Panola Deputy Procession

Panola County Sheriff Kevin Lake talks about the support the department has recieved from the community Wednesday, January 1, 2020, following the loss of Deputy Chris Dickerson who was shot and killed earlier in the week.

The Panola County Commissioners Court voted Tuesday to create six additional Patrol Deputy positions with the Panola County Sheriff’s Department, creating two-man units for overnight shifts.

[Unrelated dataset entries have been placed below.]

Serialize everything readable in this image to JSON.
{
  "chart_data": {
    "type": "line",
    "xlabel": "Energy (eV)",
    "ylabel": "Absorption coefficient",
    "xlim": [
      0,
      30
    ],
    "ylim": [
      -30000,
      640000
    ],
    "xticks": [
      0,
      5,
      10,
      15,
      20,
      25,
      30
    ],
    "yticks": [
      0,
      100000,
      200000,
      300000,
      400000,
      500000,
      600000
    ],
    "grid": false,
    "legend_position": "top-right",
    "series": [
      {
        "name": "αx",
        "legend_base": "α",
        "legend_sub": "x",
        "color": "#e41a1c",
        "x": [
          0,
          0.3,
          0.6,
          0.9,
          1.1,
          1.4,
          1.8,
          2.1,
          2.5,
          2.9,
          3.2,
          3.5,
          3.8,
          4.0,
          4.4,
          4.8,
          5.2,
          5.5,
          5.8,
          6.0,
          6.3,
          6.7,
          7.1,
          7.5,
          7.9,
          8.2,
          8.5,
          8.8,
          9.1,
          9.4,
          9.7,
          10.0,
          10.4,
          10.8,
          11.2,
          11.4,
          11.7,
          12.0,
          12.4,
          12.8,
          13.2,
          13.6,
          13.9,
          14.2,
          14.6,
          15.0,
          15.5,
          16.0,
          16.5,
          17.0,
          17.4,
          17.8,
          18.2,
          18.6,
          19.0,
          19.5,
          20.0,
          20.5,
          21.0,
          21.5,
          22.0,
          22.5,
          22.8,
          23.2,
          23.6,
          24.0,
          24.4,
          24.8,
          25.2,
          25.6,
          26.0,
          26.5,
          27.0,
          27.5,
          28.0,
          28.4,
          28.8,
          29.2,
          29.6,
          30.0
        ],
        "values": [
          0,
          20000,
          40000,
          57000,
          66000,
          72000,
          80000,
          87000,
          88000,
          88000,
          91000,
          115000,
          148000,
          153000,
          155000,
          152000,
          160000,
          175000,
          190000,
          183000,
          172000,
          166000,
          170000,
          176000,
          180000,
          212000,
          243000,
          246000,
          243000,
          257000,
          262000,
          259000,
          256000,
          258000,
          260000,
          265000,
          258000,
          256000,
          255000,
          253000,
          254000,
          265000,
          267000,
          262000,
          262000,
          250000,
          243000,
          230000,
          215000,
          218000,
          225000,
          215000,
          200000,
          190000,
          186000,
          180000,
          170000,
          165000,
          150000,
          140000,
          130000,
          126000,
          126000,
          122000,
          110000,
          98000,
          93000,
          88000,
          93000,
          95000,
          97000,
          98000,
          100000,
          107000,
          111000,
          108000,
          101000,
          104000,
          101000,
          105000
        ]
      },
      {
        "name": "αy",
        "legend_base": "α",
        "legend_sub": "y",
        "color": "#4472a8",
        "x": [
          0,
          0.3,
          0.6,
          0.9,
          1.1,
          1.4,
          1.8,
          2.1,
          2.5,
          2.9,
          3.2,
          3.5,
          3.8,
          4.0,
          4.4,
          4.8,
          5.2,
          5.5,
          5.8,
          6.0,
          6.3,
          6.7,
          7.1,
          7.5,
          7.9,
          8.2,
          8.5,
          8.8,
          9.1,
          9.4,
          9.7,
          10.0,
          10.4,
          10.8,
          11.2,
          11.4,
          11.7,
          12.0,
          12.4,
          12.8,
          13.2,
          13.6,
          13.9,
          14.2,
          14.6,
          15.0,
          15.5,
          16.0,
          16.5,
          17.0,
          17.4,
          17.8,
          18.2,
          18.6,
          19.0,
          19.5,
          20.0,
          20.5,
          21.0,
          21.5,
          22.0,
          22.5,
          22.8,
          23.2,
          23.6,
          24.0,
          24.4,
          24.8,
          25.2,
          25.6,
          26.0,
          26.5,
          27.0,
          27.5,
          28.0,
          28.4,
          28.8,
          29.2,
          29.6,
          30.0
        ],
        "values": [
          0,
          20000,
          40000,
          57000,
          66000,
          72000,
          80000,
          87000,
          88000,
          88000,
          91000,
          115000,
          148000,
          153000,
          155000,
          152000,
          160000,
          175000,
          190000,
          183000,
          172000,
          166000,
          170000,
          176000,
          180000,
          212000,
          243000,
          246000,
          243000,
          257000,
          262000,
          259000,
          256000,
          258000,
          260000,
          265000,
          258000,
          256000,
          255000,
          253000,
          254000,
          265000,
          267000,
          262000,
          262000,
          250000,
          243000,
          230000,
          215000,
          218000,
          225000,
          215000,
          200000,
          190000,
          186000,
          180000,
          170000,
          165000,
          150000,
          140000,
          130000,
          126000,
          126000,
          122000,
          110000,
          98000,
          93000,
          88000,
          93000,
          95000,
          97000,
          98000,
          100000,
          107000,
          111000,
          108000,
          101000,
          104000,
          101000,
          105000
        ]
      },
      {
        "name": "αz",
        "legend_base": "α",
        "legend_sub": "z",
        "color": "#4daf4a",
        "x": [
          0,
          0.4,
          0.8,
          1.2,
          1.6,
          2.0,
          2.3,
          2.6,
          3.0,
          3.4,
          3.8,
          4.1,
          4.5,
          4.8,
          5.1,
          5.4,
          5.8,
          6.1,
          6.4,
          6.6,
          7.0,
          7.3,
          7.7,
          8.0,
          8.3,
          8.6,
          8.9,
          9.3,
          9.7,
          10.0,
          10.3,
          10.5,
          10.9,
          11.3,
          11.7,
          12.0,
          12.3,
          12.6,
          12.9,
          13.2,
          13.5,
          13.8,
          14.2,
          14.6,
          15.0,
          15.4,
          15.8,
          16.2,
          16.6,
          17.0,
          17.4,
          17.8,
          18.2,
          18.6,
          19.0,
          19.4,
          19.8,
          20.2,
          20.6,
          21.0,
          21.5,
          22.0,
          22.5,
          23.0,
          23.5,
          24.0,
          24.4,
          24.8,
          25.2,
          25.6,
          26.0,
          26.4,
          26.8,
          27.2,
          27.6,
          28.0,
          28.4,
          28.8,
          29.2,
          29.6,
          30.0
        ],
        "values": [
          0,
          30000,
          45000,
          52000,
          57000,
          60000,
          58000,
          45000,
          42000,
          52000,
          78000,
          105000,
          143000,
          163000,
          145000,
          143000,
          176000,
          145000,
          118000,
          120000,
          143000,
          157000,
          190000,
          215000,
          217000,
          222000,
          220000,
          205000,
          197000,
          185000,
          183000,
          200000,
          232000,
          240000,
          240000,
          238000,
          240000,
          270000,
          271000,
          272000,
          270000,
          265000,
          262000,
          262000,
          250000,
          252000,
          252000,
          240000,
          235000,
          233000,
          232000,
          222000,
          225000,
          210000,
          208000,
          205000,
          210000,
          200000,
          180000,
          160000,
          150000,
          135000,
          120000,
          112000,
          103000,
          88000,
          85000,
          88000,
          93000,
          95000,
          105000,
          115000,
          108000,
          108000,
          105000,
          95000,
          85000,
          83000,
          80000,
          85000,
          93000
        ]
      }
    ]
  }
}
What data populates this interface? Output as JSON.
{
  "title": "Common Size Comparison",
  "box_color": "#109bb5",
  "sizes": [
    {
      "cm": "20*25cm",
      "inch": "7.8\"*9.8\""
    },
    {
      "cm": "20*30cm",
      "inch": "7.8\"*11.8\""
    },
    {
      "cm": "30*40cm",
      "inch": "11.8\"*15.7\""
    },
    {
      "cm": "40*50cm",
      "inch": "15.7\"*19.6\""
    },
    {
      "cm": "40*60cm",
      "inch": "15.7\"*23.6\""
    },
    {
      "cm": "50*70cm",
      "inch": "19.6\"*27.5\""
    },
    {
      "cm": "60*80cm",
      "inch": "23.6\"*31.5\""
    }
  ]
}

Both commissioners and county officials hailed the decision as one that will improve the safety of Panola County’s deputies while they are on the job. The decision comes a little more than a month after Deputy Chris Dickerson was shot and killed while conducting a traffic stop alone in Gary.

The patrol deputy positions are specifically for the night shift and will cost $78,810.38 per deputy for the rest of the year, as well as an additional $4,000 per new deputy for vests, mace, etc.

Pct. 1 Commissioner Ronnie LaGrone said that people in the community have sent in letters urging them to add to the force.

“I think the people have finally realized the danger we put these guys in every night,” LaGrone said. “It goes back many many many years when we’ve been lucky, so lucky this hasn’t happened before because from here today back to my time, I was the only one out there until daylight some mornings — wasn’t another deputy this whole county. It was a miracle we didn’t lose one back then. And as well equipped and trained as these are, you see what happened to this one, I think that it’s our duty to take care of their safety and look after the people in this county.”

Sheriff Lake thanked commissioners for considering the measure.

“We have 12 patrol men, which is more than we’ve ever had, and have three on shift, and it’s because of the court that’s allowed us to have these additional officers over the past several years,” Lake said.

Lake said a rise in mental health-related issues that officers deal with means they’re taking people to the hospital sometimes once or twice a day when it used to be once or twice a quarter. That affects staffing, he said.

“As it is with single-man units, especially on the night — which is what we’re addressing here is the night shift — if I have deputies that are having to sit at the hospital with a mental health commitment, there are times that I am leaving one deputy by himself in the car in the county at night, and it just doesn’t cut it,” Lake said. “All of you know that; I’m preaching to the choir.”

The additional deputies will allow there to be three two-man units per night shift, Lake said.

“There’s going to be times that one of those guys is off and they got a single-man unit, so what our plan is, in the perfect world, is that that single-man unit will serve as a back-up unit only for that night,” Lake said. “He will respond at the office to take calls that come into the lobby, and he will serve as a back-up to the other two-man units responding to the call, or if one of them’s at hospital sitting with an inmate or with a mental health commitment or something like that, then our intention is for that single-man unit to still not be the primary unit making the traffic stops or responding to first man on the call. Doesn’t mean it’s not always goinging happen that way, but that’s the plan.”